A local presence…
with a global perspective.
The objective of Lynch Asset Management is to generate superior, long-term investment returns with controlled risk exposure by creating portfolios of diversified, high quality assets. Portfolios are structured with three asset classes: equities, fixed income, and cash equivalents based on the client’s objectives, risk preference, and evaluation of current macroeconomic and financial market trends.
Equity Style – The objective of Lynch Asset Management is to identify great companies at attractive valuations. Our strategy focuses on companies with strong competitive positions, solid management, excellent balance sheets, consistent earnings growth and the potential to grow their revenues with new products and markets. Companies that exhibit these qualities have sustainable businesses that make them attractive long – term investments. This fundamental, company-focused research is the essence of our approach to investing.
Our focus on valuation mitigates potential downside risk while increasing the potential return. However, we will sell a stock if there is a deterioration in the long–term fundamental, management loses credibility or the investment thesis is not longer valid. In assessing each company, we examine measures of both absolute and relative valuation. We are, however, disciplined in terms of what price to pay for these companies.

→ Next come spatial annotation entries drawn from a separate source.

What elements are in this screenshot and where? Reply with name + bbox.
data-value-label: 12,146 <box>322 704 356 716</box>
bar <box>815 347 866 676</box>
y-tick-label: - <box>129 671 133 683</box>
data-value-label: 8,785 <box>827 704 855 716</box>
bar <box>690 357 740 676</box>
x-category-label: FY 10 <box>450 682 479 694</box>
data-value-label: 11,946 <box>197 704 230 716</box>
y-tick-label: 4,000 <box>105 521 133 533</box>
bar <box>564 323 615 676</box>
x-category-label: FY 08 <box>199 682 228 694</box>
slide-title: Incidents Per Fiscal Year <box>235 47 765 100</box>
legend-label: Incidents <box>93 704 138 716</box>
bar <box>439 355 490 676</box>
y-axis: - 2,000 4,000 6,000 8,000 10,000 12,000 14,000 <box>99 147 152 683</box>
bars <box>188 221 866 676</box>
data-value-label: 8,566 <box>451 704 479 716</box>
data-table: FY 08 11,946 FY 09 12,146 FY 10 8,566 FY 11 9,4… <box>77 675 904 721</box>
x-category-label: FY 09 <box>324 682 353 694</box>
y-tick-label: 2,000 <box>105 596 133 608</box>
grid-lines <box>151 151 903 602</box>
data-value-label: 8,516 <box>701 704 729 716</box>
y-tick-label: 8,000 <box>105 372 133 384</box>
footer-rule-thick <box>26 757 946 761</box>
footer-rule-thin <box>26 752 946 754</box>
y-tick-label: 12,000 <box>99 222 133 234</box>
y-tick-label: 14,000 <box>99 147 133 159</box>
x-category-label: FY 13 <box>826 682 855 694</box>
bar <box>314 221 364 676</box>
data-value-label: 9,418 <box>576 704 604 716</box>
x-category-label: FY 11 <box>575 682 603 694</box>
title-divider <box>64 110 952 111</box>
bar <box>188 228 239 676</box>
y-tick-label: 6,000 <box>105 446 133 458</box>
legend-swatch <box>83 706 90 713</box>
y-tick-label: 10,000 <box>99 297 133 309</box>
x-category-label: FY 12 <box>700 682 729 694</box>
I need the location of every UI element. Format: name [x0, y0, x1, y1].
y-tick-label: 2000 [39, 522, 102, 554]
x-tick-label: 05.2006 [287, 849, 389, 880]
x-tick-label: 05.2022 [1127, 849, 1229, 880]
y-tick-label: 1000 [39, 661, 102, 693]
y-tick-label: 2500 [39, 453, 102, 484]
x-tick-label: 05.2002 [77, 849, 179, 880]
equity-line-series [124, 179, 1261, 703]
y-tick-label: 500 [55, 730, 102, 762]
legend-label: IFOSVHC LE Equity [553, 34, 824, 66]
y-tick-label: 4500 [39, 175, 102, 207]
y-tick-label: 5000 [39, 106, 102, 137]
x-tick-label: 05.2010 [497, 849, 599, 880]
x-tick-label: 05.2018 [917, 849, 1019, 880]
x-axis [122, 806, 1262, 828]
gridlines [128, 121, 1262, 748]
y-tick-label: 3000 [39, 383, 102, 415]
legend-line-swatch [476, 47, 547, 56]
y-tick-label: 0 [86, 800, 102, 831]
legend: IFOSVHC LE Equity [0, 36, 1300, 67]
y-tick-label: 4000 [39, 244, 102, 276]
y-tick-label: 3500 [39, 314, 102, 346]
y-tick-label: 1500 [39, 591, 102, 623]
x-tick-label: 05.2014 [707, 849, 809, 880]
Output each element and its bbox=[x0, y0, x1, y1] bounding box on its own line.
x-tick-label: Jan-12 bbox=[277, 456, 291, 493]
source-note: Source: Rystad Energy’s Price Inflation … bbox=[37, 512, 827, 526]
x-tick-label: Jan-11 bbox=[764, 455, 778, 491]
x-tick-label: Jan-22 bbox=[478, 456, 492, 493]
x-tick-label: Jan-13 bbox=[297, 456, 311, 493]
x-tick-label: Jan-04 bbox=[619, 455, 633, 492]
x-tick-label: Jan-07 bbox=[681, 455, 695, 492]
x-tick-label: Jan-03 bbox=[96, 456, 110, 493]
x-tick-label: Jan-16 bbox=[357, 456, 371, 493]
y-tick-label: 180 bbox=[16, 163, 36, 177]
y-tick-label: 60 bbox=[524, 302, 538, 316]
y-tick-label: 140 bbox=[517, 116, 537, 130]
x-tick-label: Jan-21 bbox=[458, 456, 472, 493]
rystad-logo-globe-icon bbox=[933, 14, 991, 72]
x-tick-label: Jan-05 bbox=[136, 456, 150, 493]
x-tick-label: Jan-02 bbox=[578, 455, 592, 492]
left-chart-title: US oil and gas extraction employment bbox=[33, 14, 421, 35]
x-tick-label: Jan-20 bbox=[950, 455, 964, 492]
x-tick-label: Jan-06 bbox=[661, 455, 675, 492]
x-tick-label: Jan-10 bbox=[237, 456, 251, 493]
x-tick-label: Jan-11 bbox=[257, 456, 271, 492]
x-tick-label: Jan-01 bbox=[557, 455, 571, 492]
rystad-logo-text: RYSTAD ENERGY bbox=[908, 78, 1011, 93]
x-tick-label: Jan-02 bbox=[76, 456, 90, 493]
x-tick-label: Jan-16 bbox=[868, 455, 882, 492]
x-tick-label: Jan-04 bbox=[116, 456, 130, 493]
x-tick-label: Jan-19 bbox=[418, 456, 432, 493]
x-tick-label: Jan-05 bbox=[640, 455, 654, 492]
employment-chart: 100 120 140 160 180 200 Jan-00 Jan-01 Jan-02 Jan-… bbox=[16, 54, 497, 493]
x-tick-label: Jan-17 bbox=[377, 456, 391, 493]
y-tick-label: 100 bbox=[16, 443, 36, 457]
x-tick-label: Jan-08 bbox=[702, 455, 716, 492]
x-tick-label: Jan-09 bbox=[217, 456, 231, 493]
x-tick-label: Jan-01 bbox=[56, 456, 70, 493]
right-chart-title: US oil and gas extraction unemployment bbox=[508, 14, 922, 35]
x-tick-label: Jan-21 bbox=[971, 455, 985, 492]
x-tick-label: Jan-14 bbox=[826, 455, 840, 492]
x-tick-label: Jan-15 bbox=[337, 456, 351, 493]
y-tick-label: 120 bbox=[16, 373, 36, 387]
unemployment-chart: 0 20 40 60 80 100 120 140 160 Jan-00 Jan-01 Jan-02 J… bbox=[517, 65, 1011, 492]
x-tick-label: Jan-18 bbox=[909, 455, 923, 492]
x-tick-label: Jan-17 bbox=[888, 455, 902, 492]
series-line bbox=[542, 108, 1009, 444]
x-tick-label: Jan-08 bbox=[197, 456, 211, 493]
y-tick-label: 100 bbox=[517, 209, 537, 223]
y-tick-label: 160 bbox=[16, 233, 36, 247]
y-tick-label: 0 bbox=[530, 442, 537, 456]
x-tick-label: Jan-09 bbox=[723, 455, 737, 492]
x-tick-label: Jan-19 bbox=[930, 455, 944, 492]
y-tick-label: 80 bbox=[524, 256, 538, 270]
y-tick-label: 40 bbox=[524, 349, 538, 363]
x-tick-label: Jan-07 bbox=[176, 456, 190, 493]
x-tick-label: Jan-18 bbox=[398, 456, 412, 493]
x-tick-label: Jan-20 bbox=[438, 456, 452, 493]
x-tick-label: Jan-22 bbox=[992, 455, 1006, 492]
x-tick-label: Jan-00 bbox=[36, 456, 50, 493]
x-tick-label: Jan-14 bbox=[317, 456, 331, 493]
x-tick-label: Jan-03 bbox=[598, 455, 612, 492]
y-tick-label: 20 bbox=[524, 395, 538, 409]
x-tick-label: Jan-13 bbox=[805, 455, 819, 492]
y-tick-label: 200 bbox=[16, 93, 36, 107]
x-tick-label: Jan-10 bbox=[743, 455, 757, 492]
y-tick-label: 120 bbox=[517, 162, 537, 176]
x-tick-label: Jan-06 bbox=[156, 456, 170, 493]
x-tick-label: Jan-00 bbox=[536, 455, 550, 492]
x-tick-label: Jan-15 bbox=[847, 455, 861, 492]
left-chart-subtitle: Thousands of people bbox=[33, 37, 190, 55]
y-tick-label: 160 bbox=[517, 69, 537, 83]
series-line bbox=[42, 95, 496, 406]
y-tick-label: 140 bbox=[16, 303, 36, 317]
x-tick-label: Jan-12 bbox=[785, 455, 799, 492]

Fixed Income Style – Lynch Asset Management believes that preservation of capital, current income and liquidity, are important objectives in the management of fixed income portfolios. Proper positioning along the yield curve as a result of economic analysis, interest rate forecasts, and credit analysis are essential components in our fixed income management. Our firm focuses on the short and intermediate portion of the yield curve where investors are able to capture the majority of the market’s returns with significantly less price volatility. Our security selection is centered on creating a diversified portfolio of high quality bonds rated “A” or better by Moody’s and / or Standard & Poor’s. The objective of our fixed–income portfolios is to generate current income, preserve capital, dampen the volatility of other asset classes, and to provide liquidity in case of need.